Gardening often offers some pretty helpful lessons to the gardener during fleeting summer Garden Moments.

If the gardener is paying attention.

I admit it took me a while to figure out why my beautiful Hydrangea plants from the South refused to blossom for almost three years. I was frustrated, disappointed and ready to pull them out and start all over with a new variety.

Until I decided to investigate further and educate myself about what I thought I knew about raising Hydrangeas.

Like many people, I always thought these were easy plants to grow. Ones that resulted in the most incredible cut and dried flowers with little or no effort on my part.

Wrong.

Each fall, I would cut the plants down almost to the ground, convinced that would force floral magic the next summer.

It wasn’t until I visited a gardening site featuring gorgeous Hydrangea gardens that I learned a big lesson that turned my garden around.

The caretaker for one of the most stunning Hydrangea displays I’ve ever seen, shared golden online words of wisdom about what makes Hydrangeas bloom successfully year after year.

Her answer was my big gardening lesson.

“Be careful how much and when you prune them back.”

I had not only been choosing the wrong time to prune. But I had been way too aggressive in cutting them down to the ground.

So last fall, I decided to take this expert advice, and except for removing the dead flowers, I didn’t prune my Hydrangeas at all.

These photos show the spectacular result of that informed decision.

To say I am thrilled to look out my back window and finally see these bushes in their 2023 garden glory, is an understatement.
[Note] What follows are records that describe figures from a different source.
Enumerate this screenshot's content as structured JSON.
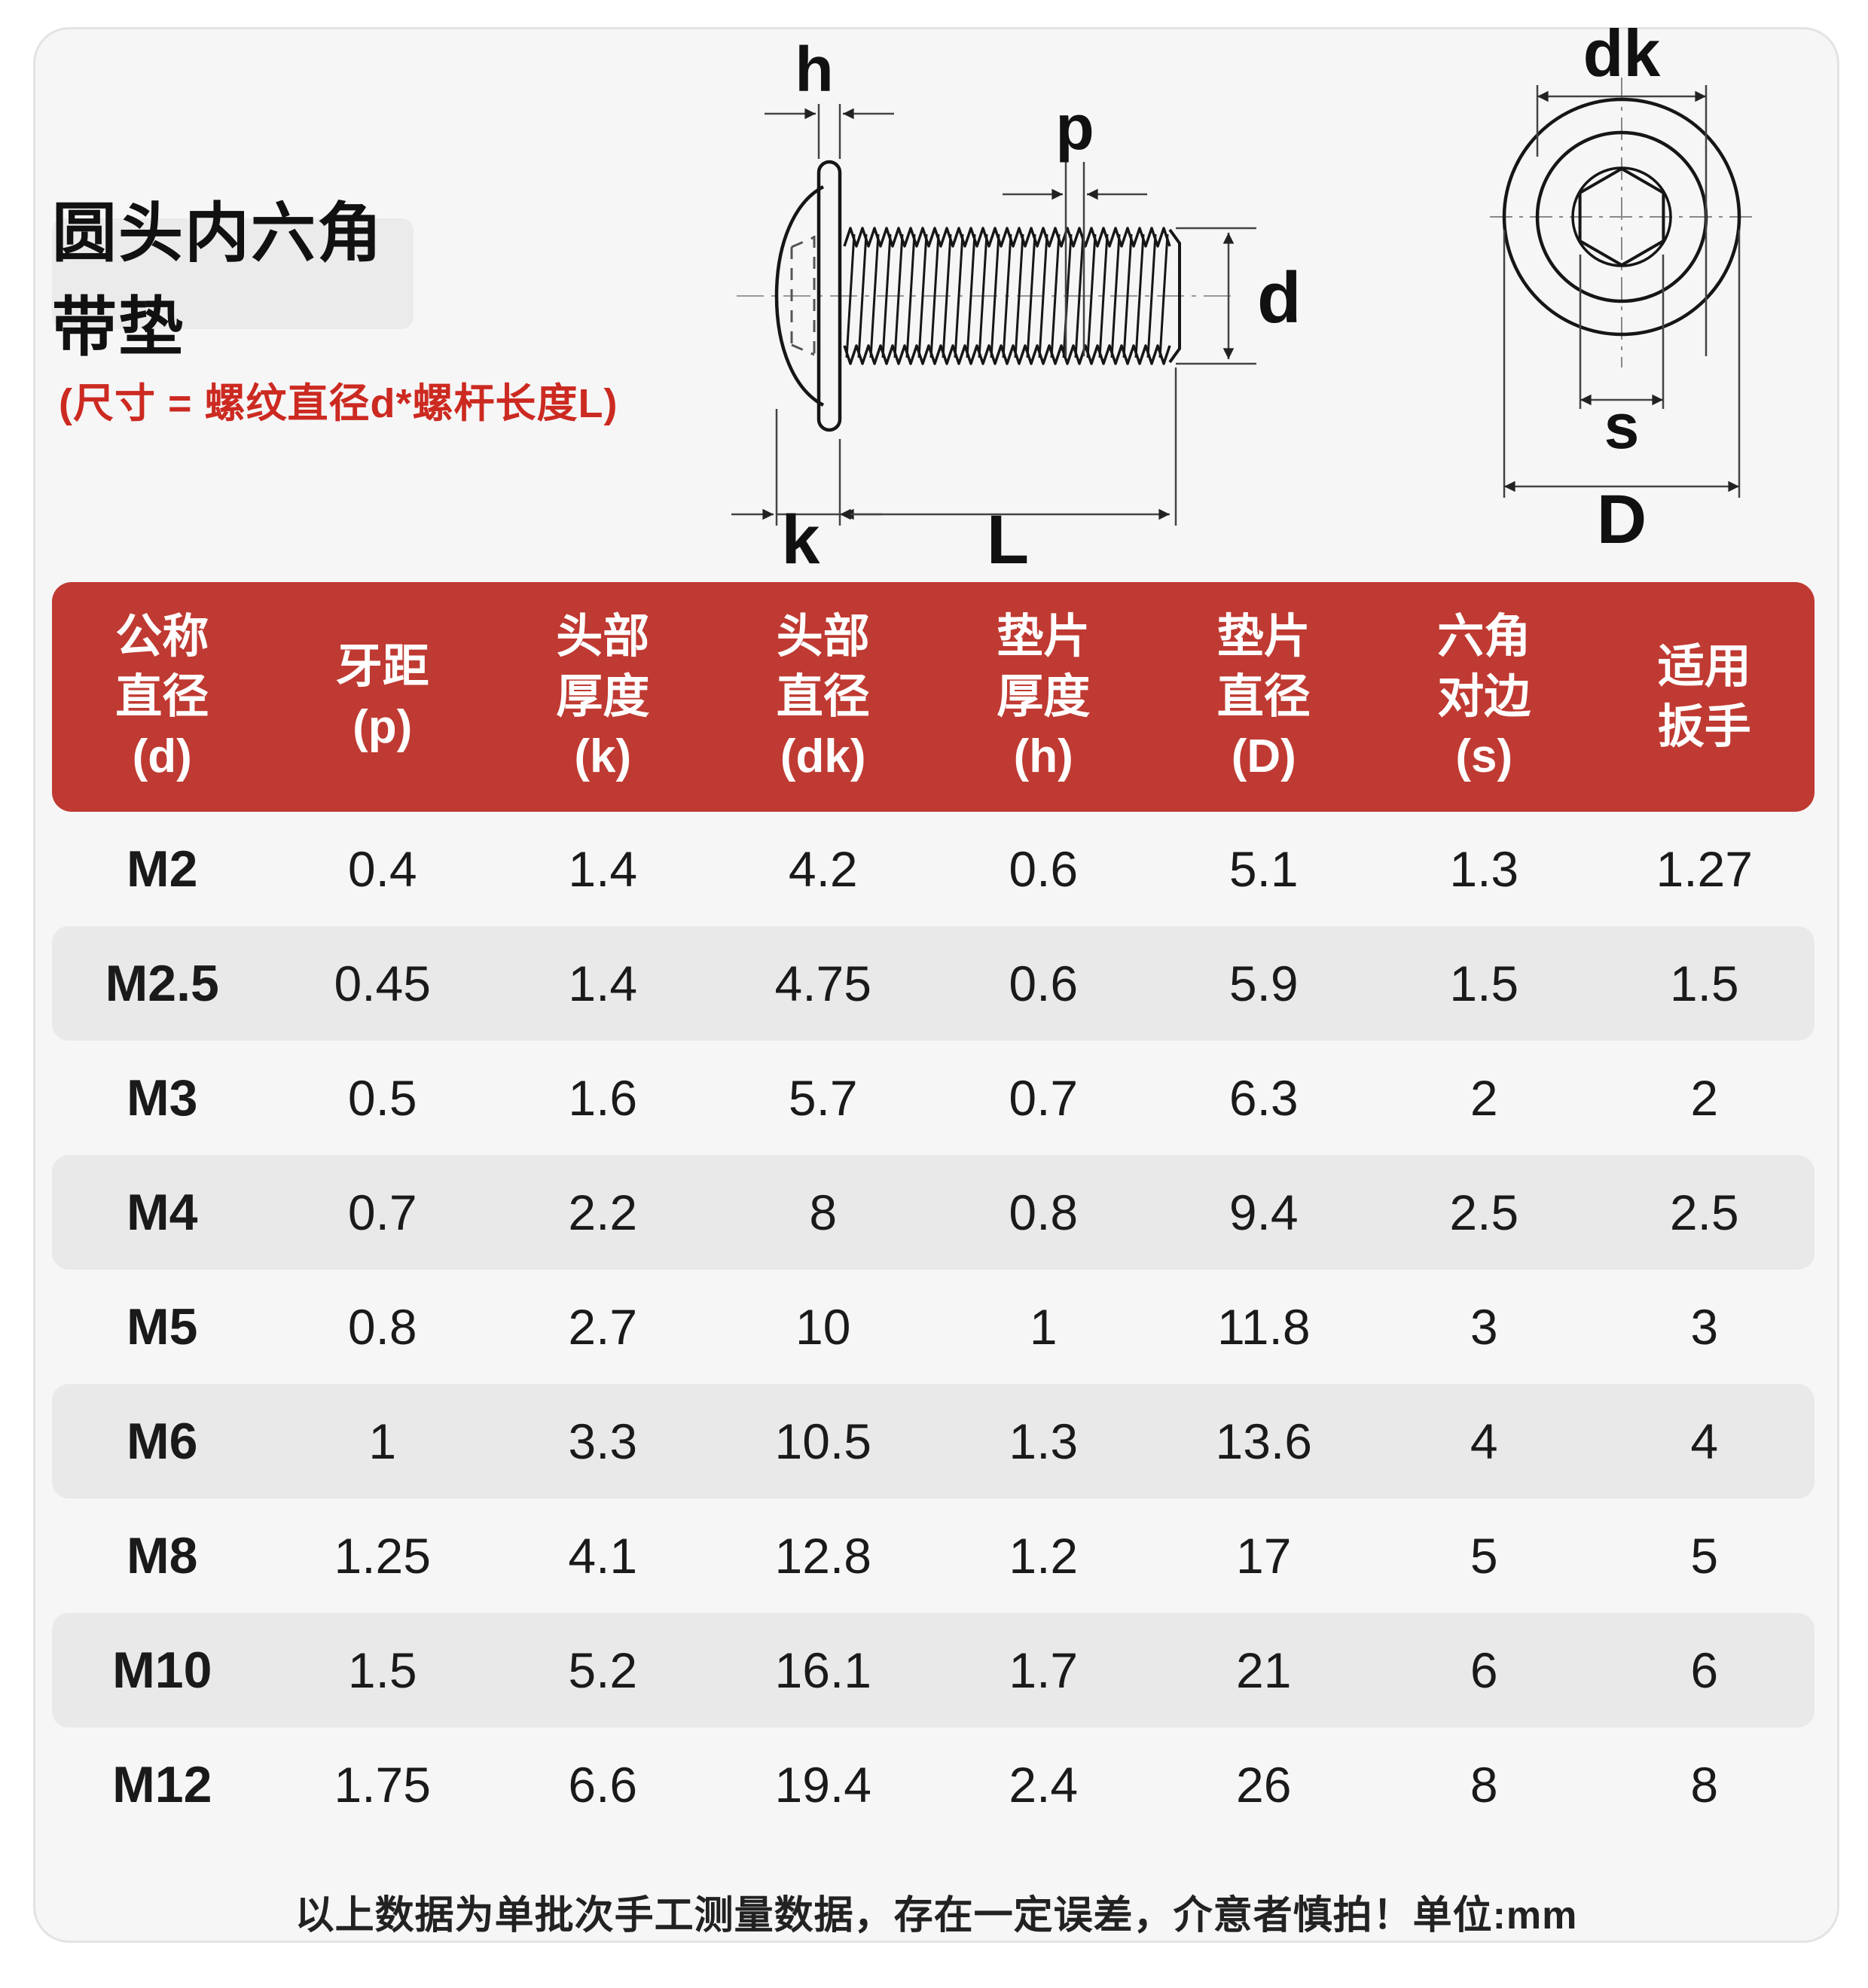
{
  "card": {
    "title": "圆头内六角带垫",
    "subtitle": "(尺寸 = 螺纹直径d*螺杆长度L)",
    "footer": "以上数据为单批次手工测量数据，存在一定误差，介意者慎拍！单位:mm"
  },
  "diagram": {
    "side": {
      "h": "h",
      "p": "p",
      "d": "d",
      "k": "k",
      "L": "L"
    },
    "end": {
      "dk": "dk",
      "s": "s",
      "D": "D"
    }
  },
  "colors": {
    "header_bg": "#bf3a32",
    "header_text": "#ffffff",
    "accent_red": "#cc2a21",
    "stripe": "#e9e9ea",
    "card_bg": "#f6f6f7",
    "line": "#161616"
  },
  "table": {
    "headers": [
      "公称\n直径\n(d)",
      "牙距\n(p)",
      "头部\n厚度\n(k)",
      "头部\n直径\n(dk)",
      "垫片\n厚度\n(h)",
      "垫片\n直径\n(D)",
      "六角\n对边\n(s)",
      "适用\n扳手"
    ],
    "rows": [
      [
        "M2",
        "0.4",
        "1.4",
        "4.2",
        "0.6",
        "5.1",
        "1.3",
        "1.27"
      ],
      [
        "M2.5",
        "0.45",
        "1.4",
        "4.75",
        "0.6",
        "5.9",
        "1.5",
        "1.5"
      ],
      [
        "M3",
        "0.5",
        "1.6",
        "5.7",
        "0.7",
        "6.3",
        "2",
        "2"
      ],
      [
        "M4",
        "0.7",
        "2.2",
        "8",
        "0.8",
        "9.4",
        "2.5",
        "2.5"
      ],
      [
        "M5",
        "0.8",
        "2.7",
        "10",
        "1",
        "11.8",
        "3",
        "3"
      ],
      [
        "M6",
        "1",
        "3.3",
        "10.5",
        "1.3",
        "13.6",
        "4",
        "4"
      ],
      [
        "M8",
        "1.25",
        "4.1",
        "12.8",
        "1.2",
        "17",
        "5",
        "5"
      ],
      [
        "M10",
        "1.5",
        "5.2",
        "16.1",
        "1.7",
        "21",
        "6",
        "6"
      ],
      [
        "M12",
        "1.75",
        "6.6",
        "19.4",
        "2.4",
        "26",
        "8",
        "8"
      ]
    ]
  }
}
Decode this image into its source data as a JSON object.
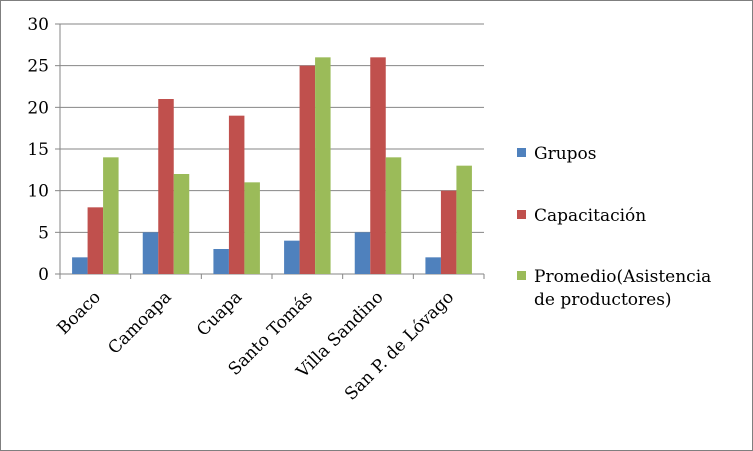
{
  "chart_data": {
    "type": "bar",
    "title": "",
    "xlabel": "",
    "ylabel": "",
    "ylim": [
      0,
      30
    ],
    "yticks": [
      0,
      5,
      10,
      15,
      20,
      25,
      30
    ],
    "grid": true,
    "legend_position": "right",
    "categories": [
      "Boaco",
      "Camoapa",
      "Cuapa",
      "Santo Tomás",
      "Villa Sandino",
      "San P. de Lóvago"
    ],
    "series": [
      {
        "name": "Grupos",
        "color": "#4f81bd",
        "values": [
          2,
          5,
          3,
          4,
          5,
          2
        ]
      },
      {
        "name": "Capacitación",
        "color": "#c0504d",
        "values": [
          8,
          21,
          19,
          25,
          26,
          10
        ]
      },
      {
        "name": "Promedio(Asistencia de productores)",
        "legend_lines": [
          "Promedio(Asistencia",
          "de productores)"
        ],
        "color": "#9bbb59",
        "values": [
          14,
          12,
          11,
          26,
          14,
          13
        ]
      }
    ]
  }
}
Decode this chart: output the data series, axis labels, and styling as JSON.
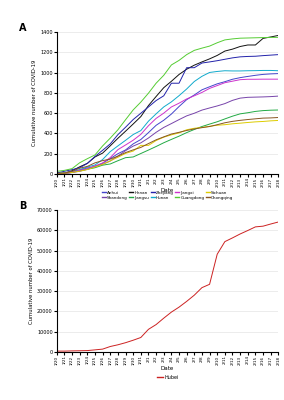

I learned a big lesson. Because I put aside gardening ego to further educate myself about what I thought I already knew, I’m now enjoying the beautiful Hydrangea show I had dreamed of for years.

Patience and education did the garden trick. A gardening lesson I will never forget.

Sometimes, gardening woes have nothing to do with the soil.

It’s the gardener.

Lesson learned.

Good overall life lesson, too.

What big garden lessons have you learned?